Even assuming arguendo that the grievance could have been construed as a request for special shoes instead of a complaint about Nurse Hall's actions during Plaintiff's March 16, 2004, visit to sick call, Plaintiff's claim must fail. There is simply no proof that the Defendant had subjective knowledge of a risk of serious harm to Plaintiff. In fact, the most recent entries in Plaintiff's medical record would lead a reasonable person to believe Plaintiff did not have a serious medical need that would be alleviated by providing special shoes. Thus, Plaintiff's deliberate indifference claim against the Defendant must fail.

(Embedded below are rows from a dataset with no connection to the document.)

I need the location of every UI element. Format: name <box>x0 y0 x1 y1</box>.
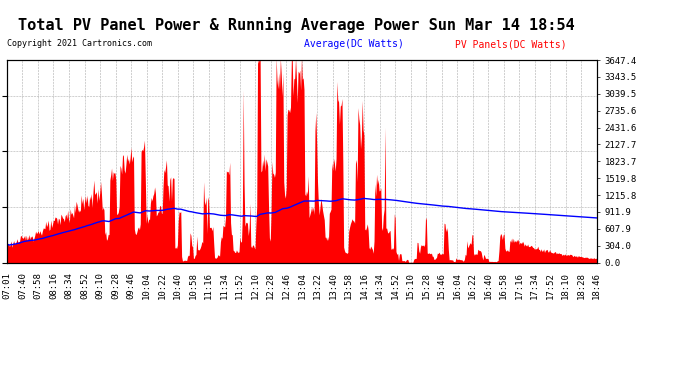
Text: Average(DC Watts): Average(DC Watts) <box>304 39 404 50</box>
Text: PV Panels(DC Watts): PV Panels(DC Watts) <box>455 39 567 50</box>
Text: Total PV Panel Power & Running Average Power Sun Mar 14 18:54: Total PV Panel Power & Running Average P… <box>19 17 575 33</box>
Text: Copyright 2021 Cartronics.com: Copyright 2021 Cartronics.com <box>7 39 152 48</box>
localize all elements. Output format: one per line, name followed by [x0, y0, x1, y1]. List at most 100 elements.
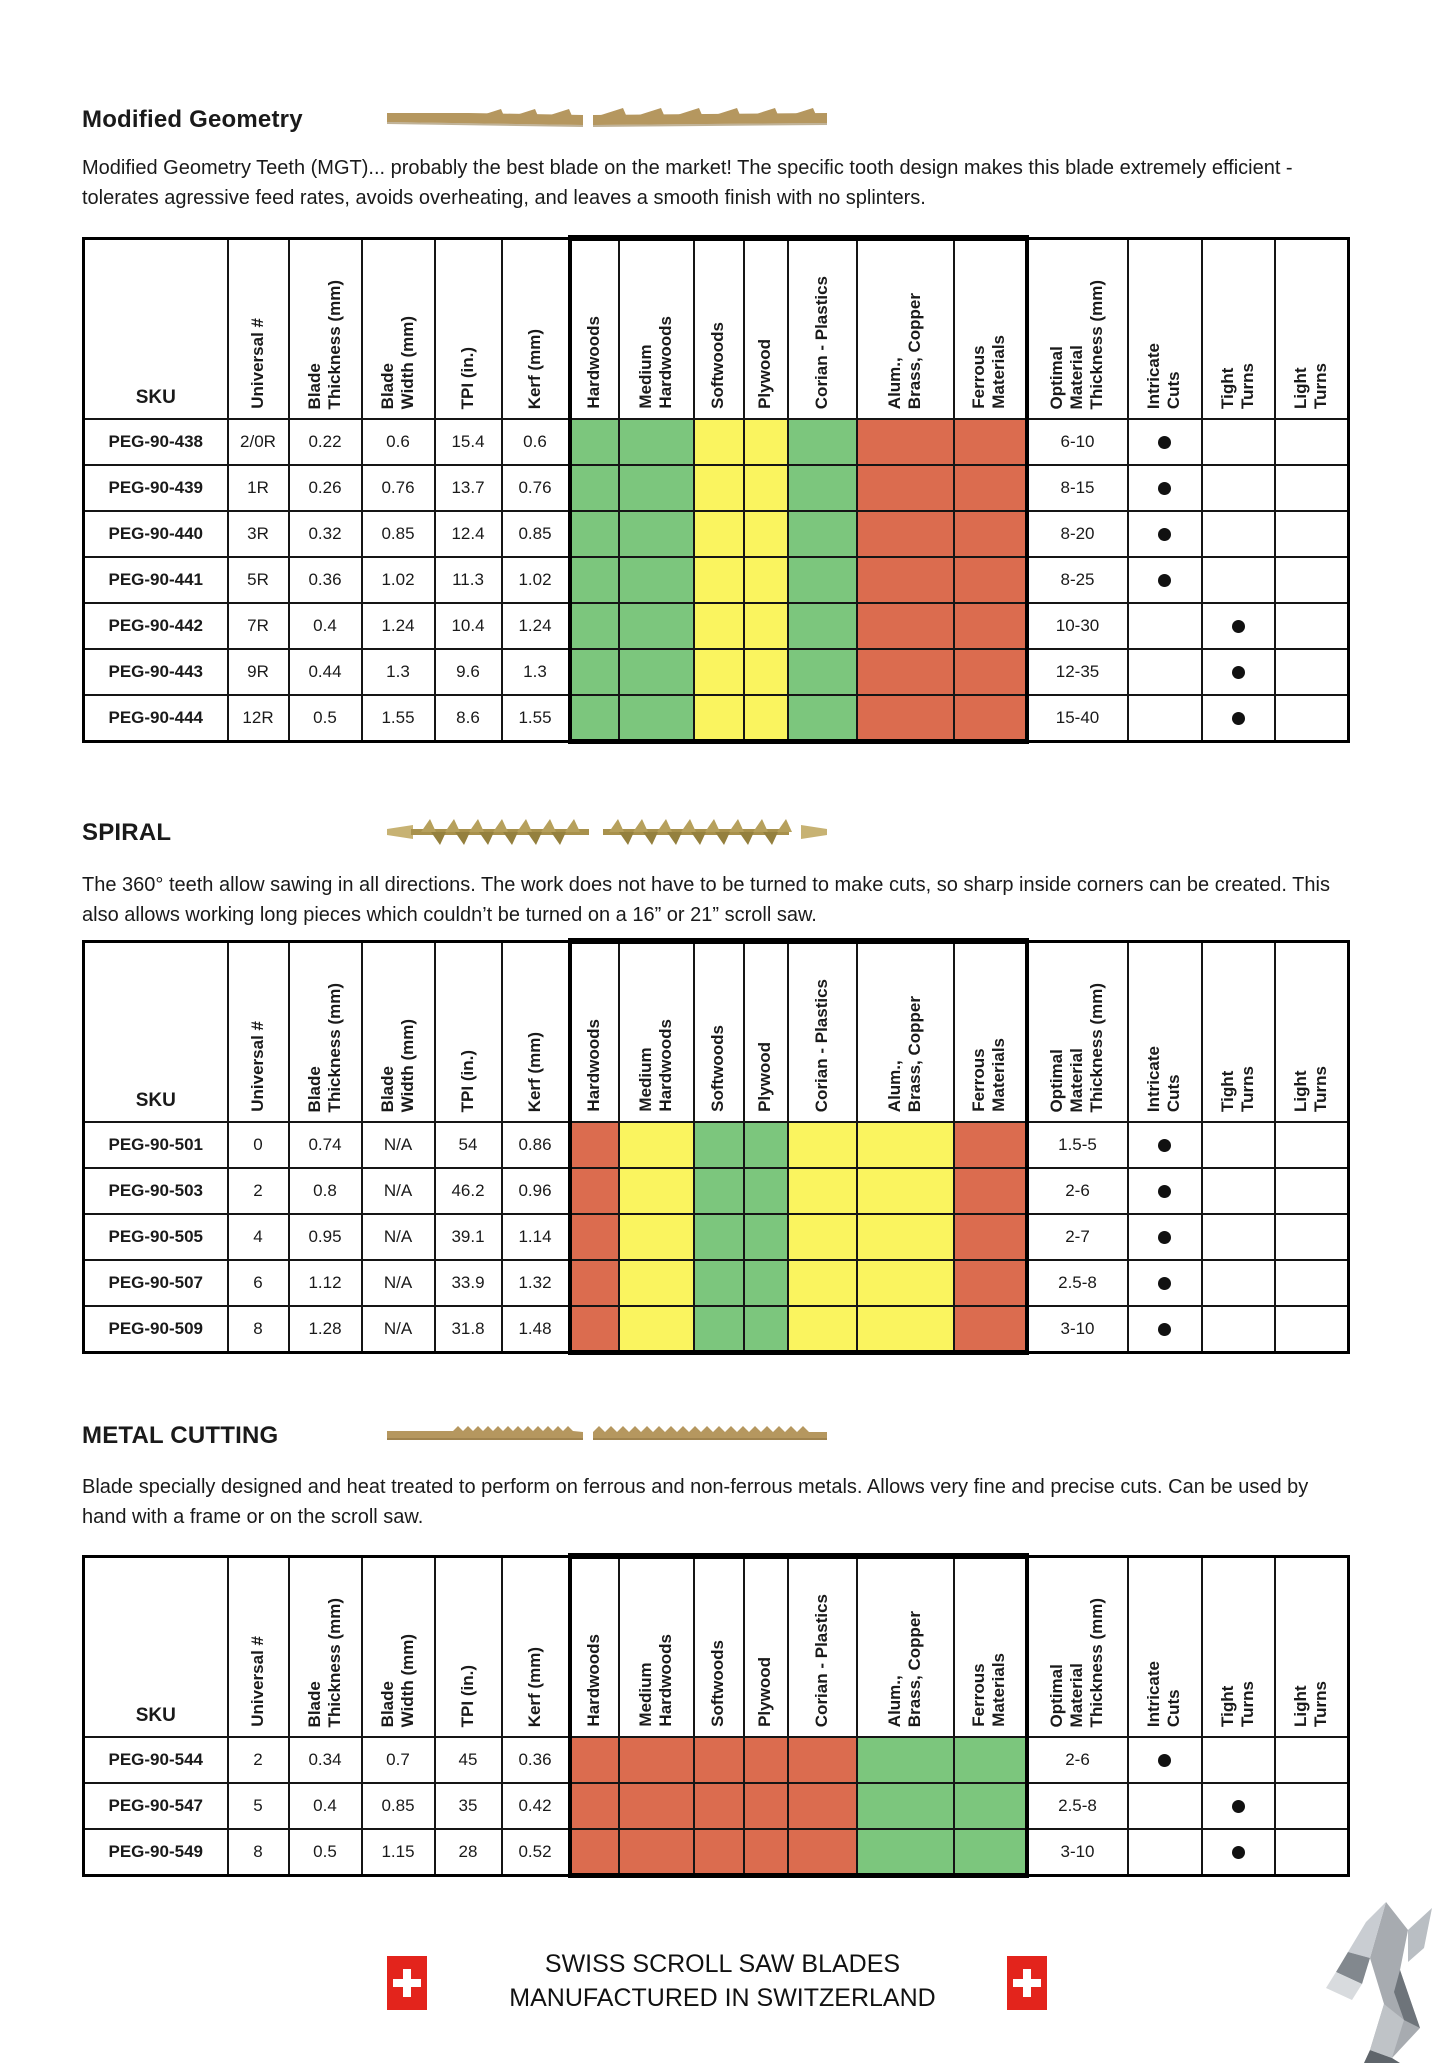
cell-kerf: 1.55 — [500, 694, 571, 742]
cell-light — [1273, 1736, 1350, 1784]
cell-m6 — [952, 464, 1029, 512]
col-header-thickness: Blade Thickness (mm) — [287, 940, 363, 1123]
cell-m6 — [952, 510, 1029, 558]
footer-text: SWISS SCROLL SAW BLADES MANUFACTURED IN … — [0, 1947, 1445, 2015]
cell-universal: 8 — [226, 1305, 290, 1353]
blade-spec-table-modified-geometry: SKU Universal # Blade Thickness (mm) Blade … — [82, 235, 1350, 744]
spiral-blade-icon — [387, 816, 827, 853]
col-header-label: Softwoods — [708, 322, 728, 409]
cell-tpi: 33.9 — [433, 1259, 503, 1307]
col-header-label: Alum., Brass, Copper — [884, 995, 924, 1112]
cell-m2 — [692, 694, 745, 744]
cell-m3 — [742, 648, 789, 696]
cell-intricate — [1126, 1259, 1203, 1307]
cell-light — [1273, 556, 1350, 604]
col-header-label: Tight Turns — [1217, 1681, 1257, 1727]
cell-thickness: 0.5 — [287, 694, 363, 742]
cell-universal: 12R — [226, 694, 290, 742]
col-header-m0: Hardwoods — [567, 1553, 620, 1738]
cell-m6 — [952, 1782, 1029, 1830]
col-header-label: Optimal Material Thickness (mm) — [1047, 279, 1107, 409]
cell-light — [1273, 1167, 1350, 1215]
col-header-m4: Corian - Plastics — [786, 1553, 858, 1738]
cell-kerf: 1.02 — [500, 556, 571, 604]
table-row: PEG-90-503 2 0.8 N/A 46.2 0.96 2-6 — [82, 1167, 1350, 1215]
col-header-width: Blade Width (mm) — [360, 1555, 436, 1738]
cell-m2 — [692, 1213, 745, 1261]
cell-intricate — [1126, 1828, 1203, 1876]
col-header-label: Medium Hardwoods — [635, 1634, 675, 1727]
col-header-intricate: Intricate Cuts — [1126, 940, 1203, 1123]
dot-mark — [1231, 620, 1245, 634]
cell-m4 — [786, 648, 858, 696]
table-row: PEG-90-443 9R 0.44 1.3 9.6 1.3 12-35 — [82, 648, 1350, 696]
col-header-universal: Universal # — [226, 237, 290, 420]
cell-m6 — [952, 648, 1029, 696]
cell-m4 — [786, 1167, 858, 1215]
cell-tight — [1200, 464, 1276, 512]
cell-m4 — [786, 556, 858, 604]
table-row: PEG-90-442 7R 0.4 1.24 10.4 1.24 10-30 — [82, 602, 1350, 650]
cell-m5 — [855, 1167, 955, 1215]
flag-cross — [1013, 1979, 1041, 1987]
cell-m6 — [952, 1828, 1029, 1878]
cell-m5 — [855, 464, 955, 512]
table-row: PEG-90-509 8 1.28 N/A 31.8 1.48 3-10 — [82, 1305, 1350, 1355]
table-row: PEG-90-444 12R 0.5 1.55 8.6 1.55 15-40 — [82, 694, 1350, 744]
cell-m2 — [692, 1782, 745, 1830]
col-header-label: Ferrous Materials — [969, 1038, 1009, 1112]
cell-universal: 2/0R — [226, 418, 290, 466]
cell-intricate — [1126, 1736, 1203, 1784]
dot-mark — [1158, 1322, 1171, 1336]
table-mount-spiral: SKU Universal # Blade Thickness (mm) Blade … — [82, 938, 1372, 1355]
cell-m5 — [855, 1259, 955, 1307]
col-header-label: Universal # — [247, 318, 267, 409]
col-header-label: Optimal Material Thickness (mm) — [1047, 982, 1107, 1112]
cell-light — [1273, 1828, 1350, 1876]
cell-tight — [1200, 1121, 1276, 1169]
cell-sku: PEG-90-438 — [82, 418, 229, 466]
col-header-m2: Softwoods — [692, 938, 745, 1123]
cell-kerf: 0.85 — [500, 510, 571, 558]
cell-m3 — [742, 1167, 789, 1215]
cell-kerf: 0.6 — [500, 418, 571, 466]
cell-m6 — [952, 1305, 1029, 1355]
cell-thickness: 1.12 — [287, 1259, 363, 1307]
cell-m4 — [786, 1121, 858, 1169]
cell-m0 — [567, 1167, 620, 1215]
col-header-label: Corian - Plastics — [811, 978, 831, 1112]
col-header-label: Plywood — [755, 1042, 775, 1112]
cell-intricate — [1126, 694, 1203, 742]
cell-m1 — [617, 1121, 695, 1169]
cell-universal: 5 — [226, 1782, 290, 1830]
cell-m0 — [567, 648, 620, 696]
col-header-label: Corian - Plastics — [811, 275, 831, 409]
col-header-label: Blade Thickness (mm) — [304, 982, 344, 1112]
cell-universal: 7R — [226, 602, 290, 650]
cell-kerf: 1.48 — [500, 1305, 571, 1353]
cell-m5 — [855, 1736, 955, 1784]
section-description: Modified Geometry Teeth (MGT)... probabl… — [82, 157, 1293, 209]
cell-m0 — [567, 1736, 620, 1784]
cell-thickness: 0.5 — [287, 1828, 363, 1876]
cell-kerf: 1.14 — [500, 1213, 571, 1261]
section-title: SPIRAL — [82, 819, 172, 846]
dot-mark — [1158, 1185, 1171, 1199]
col-header-light: Light Turns — [1273, 940, 1350, 1123]
cell-sku: PEG-90-549 — [82, 1828, 229, 1876]
table-row: PEG-90-501 0 0.74 N/A 54 0.86 1.5-5 — [82, 1121, 1350, 1169]
cell-kerf: 0.52 — [500, 1828, 571, 1876]
col-header-m5: Alum., Brass, Copper — [855, 1553, 955, 1738]
footer-line1: SWISS SCROLL SAW BLADES — [544, 1950, 901, 1978]
metal-blade-icon — [387, 1419, 827, 1450]
cell-tight — [1200, 648, 1276, 696]
table-row: PEG-90-505 4 0.95 N/A 39.1 1.14 2-7 — [82, 1213, 1350, 1261]
swiss-flag-left-icon — [387, 1956, 427, 2010]
header-row: SKU Universal # Blade Thickness (mm) Blade … — [82, 235, 1350, 420]
col-header-label: Tight Turns — [1217, 1066, 1257, 1112]
col-header-label: Alum., Brass, Copper — [884, 292, 924, 409]
cell-sku: PEG-90-509 — [82, 1305, 229, 1353]
col-header-light: Light Turns — [1273, 1555, 1350, 1738]
cell-m5 — [855, 648, 955, 696]
cell-sku: PEG-90-544 — [82, 1736, 229, 1784]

Plaintiff contends that "the Chief Podiatrist[,] Dr. H. McCloney . . . recognized the Petitioner's needs for his handicap." Complaint at 9A. However, the Defendant has provided an affidavit from T. Howard McCluney, Jr., in which Mr. McCluney states that Plaintiff was mistaken in his belief that Mr. McCluney was the "Chief Podiatrist." Ex. B at 1. He also states, "I am not a podiatrist or a medical doctor, nor have I ever issued a special shoe pass to Mr. Turner. In fact, I have no authority to issue shoe passes to Florida state inmates." Id. Instead, he is a private contractor with the Florida Department of Corrections, whose role as an orthotist is to "measure, design, fabricate, and fit various devices to support limb function and aid movement, pursuant to a physician's order."Id. In 1996 and 1997, pursuant to doctors' referrals, Mr. McCluney measured Plaintiff for shoes and a 3/8 of an inch lift.Id. at 2. Both Mr. McCluney and the Director of Health Services for the Florida Department of Corrections (Dr. Cherry) agree that special shoes are not needed to correct Plaintiff's leg length discrepancies and that a 3/8 of an inch removable lift may be used just as effectively in a pair of state-issued brogans as in tennis shoes or other special shoes. See Ex. A at 22; Ex. B at 3. The fact that other doctors in the past directed that Plaintiff be provided with special shoes does not support Plaintiff's deliberate indifference claim. "[A] difference of opinion over matters of medical judgment does not give rise to a constitutional claim." Tedesco v. Johnson, 119 F.Supp.2d 1320, 1327 (M.D. Fla. 2000) (citing Massey v. Hutto, 545 F.2d 45 (8th Cir. 1976)).
Plaintiff also contends that the settlement in his previous civil rights action in the United States District Court for the Northern District of Florida required the Florida Department of Corrections to provide Plaintiff with special shoes for the remainder of the time Plaintiff is incarcerated. The Court required the Defendant to respond to Plaintiff's contention.See the Court's Order (Doc. #28), filed July 25, 2006. Upon review of Defendant's Response to Plaintiff's Assertion in Doc #26 and #27 (Doc. #29), filed August 16, 2006, the Court is satisfied that the settlement in Plaintiff's previous civil rights action did not require the Florida Department of Corrections to provide Plaintiff with special shoes for the remainder of the time Plaintiff is incarcerated.
Accordingly, for all of the above-stated reasons, and for the reasons stated in the Defendant's Motion for Summary Judgment, the Court will grant Defendant's Motion for Summary Judgment and enter judgment in favor of the Defendant.
Therefore, it is now
ORDERED AND ADJUDGED:
1. Defendant's Motion for Summary Judgment (Doc. #21) is GRANTED.
2. The Clerk shall enter judgment in favor of the Defendant and close this case.